5. The helmet according to claim 1 or 2, wherein, The crown portion of the head-jointing device support is connected to the head seat via an extension of the crown portion of the head-jointing device support, the extension extending around at least one of the strips and connected to itself.

6. The helmet according to claim 1 or 2, wherein, At least one limb portion of the head engagement device support is connected to the head ring via the end of the limb portion, the end of the limb portion extending around a portion of the head ring and connected to itself.

7. The helmet of claim 1, comprising at least one connector configured to connect the head engagement device to the head engagement device support while allowing the head engagement device to move relative to the head engagement device support.

8. The helmet according to claim 7, wherein, At least one connector is provided on the crown portion of the head engagement device support.

9. The helmet according to claim 7 or 8, wherein, At least one connector is provided on the limb portion of the head engagement device support.

10. The helmet according to claim 9, wherein, At least one connector on the limb portion of the head engagement device support is disposed at the location where the limb portion is connected to the head ring.

11. The helmet according to claim 7, 8 or 10, wherein, The connector includes a sheet of elastic, deformable material; and The elastic deformable material sheet is connected to one of the head engagement device support and the head engagement device in the inner region of the elastic deformable material sheet, and the elastic deformable material sheet is connected to the other of the head engagement device support and the head engagement device in the outer region of the elastic deformable material sheet.

12. The helmet according to claim 1 or 2, wherein, The head engagement device support includes at least one outer surface formed of fabric or felt.

13. The helmet according to claim 12, wherein, The head engagement device support is formed of a material comprising a foam layer laminated between two layers of fabric or felt; and The foam layer is stiffer than the fabric or felt layer.

14. The helmet according to claim 12, wherein, The head engagement device support is formed of two layers of fabric or felt, with a plastic plate inserted between the two layers of fabric or felt. The plastic plate has a shape corresponding to at least a portion of the head engagement device support.

15. The helmet according to claim 1 or 2, wherein, A low-friction interface is provided between the head engagement device and at least one of the head seat and the head engagement device support.

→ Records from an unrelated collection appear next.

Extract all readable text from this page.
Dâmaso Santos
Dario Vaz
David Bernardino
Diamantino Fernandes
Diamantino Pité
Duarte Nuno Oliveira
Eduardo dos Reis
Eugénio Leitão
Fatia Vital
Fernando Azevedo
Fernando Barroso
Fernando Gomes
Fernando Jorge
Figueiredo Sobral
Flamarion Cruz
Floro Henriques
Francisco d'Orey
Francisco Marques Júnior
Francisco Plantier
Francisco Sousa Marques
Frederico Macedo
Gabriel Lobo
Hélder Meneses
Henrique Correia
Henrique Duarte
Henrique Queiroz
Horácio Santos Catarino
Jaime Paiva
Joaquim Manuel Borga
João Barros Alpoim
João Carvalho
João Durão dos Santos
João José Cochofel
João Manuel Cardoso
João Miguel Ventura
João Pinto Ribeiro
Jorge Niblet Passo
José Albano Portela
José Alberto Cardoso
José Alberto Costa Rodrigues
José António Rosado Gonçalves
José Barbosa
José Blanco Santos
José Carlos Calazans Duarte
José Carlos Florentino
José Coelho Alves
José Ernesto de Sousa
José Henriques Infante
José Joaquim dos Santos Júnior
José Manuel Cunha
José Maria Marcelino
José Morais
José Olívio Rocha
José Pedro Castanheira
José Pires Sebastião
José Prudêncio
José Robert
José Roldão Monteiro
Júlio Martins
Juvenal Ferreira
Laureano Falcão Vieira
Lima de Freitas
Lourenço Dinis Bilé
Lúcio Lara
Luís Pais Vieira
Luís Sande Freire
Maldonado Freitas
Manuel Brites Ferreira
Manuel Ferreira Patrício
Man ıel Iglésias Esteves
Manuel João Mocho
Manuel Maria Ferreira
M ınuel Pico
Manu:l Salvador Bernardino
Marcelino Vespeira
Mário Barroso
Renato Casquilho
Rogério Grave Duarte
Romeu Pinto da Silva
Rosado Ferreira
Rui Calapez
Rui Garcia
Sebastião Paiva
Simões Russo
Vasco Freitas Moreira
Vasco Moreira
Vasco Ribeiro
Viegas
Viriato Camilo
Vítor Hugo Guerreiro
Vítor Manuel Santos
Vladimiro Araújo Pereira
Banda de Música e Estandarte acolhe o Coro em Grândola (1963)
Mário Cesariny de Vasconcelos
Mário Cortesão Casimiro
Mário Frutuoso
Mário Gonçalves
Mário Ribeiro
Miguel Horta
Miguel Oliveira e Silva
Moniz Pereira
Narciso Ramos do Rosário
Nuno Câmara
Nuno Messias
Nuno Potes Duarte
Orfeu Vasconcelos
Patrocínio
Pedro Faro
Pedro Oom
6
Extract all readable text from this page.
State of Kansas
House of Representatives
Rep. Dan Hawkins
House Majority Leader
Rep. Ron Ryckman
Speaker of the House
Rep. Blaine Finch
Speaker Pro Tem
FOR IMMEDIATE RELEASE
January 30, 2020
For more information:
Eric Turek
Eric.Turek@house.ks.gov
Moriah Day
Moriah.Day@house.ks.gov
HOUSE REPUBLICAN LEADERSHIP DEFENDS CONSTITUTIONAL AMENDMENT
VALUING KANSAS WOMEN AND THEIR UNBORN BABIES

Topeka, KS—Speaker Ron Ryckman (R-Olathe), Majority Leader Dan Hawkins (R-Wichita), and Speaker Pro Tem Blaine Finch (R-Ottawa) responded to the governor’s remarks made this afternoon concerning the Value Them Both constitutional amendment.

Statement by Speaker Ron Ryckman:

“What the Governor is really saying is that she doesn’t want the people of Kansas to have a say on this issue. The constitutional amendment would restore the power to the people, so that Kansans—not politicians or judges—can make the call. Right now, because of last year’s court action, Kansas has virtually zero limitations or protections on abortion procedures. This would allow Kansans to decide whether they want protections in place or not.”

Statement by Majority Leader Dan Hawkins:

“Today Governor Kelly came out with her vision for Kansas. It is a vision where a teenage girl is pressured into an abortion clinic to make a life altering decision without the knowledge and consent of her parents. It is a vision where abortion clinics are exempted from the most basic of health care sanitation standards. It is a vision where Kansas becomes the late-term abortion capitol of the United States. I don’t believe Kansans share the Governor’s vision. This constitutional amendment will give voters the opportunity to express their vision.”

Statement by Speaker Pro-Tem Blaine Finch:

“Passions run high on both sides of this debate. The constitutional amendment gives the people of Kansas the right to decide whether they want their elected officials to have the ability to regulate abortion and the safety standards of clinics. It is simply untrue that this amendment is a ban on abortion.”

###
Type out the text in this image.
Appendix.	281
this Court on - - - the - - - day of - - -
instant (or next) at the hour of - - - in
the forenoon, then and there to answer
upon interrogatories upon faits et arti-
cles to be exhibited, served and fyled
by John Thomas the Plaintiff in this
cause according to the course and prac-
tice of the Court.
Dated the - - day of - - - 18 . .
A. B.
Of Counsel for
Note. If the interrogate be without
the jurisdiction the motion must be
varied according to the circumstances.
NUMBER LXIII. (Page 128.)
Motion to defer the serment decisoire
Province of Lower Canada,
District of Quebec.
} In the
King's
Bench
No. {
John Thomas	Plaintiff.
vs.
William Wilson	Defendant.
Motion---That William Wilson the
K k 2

16. The helmet according to claim 15, wherein, The low-friction interface is provided by the low coefficient of friction between the head engagement device and the surface of the head seat and / or the head engagement device support.

17. The helmet according to claim 1 or 2, wherein, The head engagement device is connected to the head base.

18. The helmet according to claim 1 or 2, wherein, The headstock includes a plurality of strips extending between a pair of opposing connection points on the outer casing.

19. The helmet according to claim 1 or 2, wherein, The head engagement device is configured as a separate component.

20. The helmet according to claim 1 or 2, wherein, The head engagement device is formed from multiple separate parts.

21. The helmet according to claim 1 or 2, wherein, The head-mounted device includes a crown region and a front region, the crown region being configured between the top of the helmet wearer's head and the headband, and the front region being configured adjacent to the headband.

22. The helmet according to claim 21, wherein, The head-jointing device also includes a middle region that connects the crown region to the anterior region.

23. The helmet according to claim 1 or 2, wherein, The head-fitting device includes a material plate shaped to conform to the head of the helmet wearer.

24. The helmet according to claim 1 or 2, wherein, When the helmet is not subjected to impact, the gap between the outer shell and the headrest at a position corresponding to the top of the wearer's head, provided by the air gap, is at least 10 mm.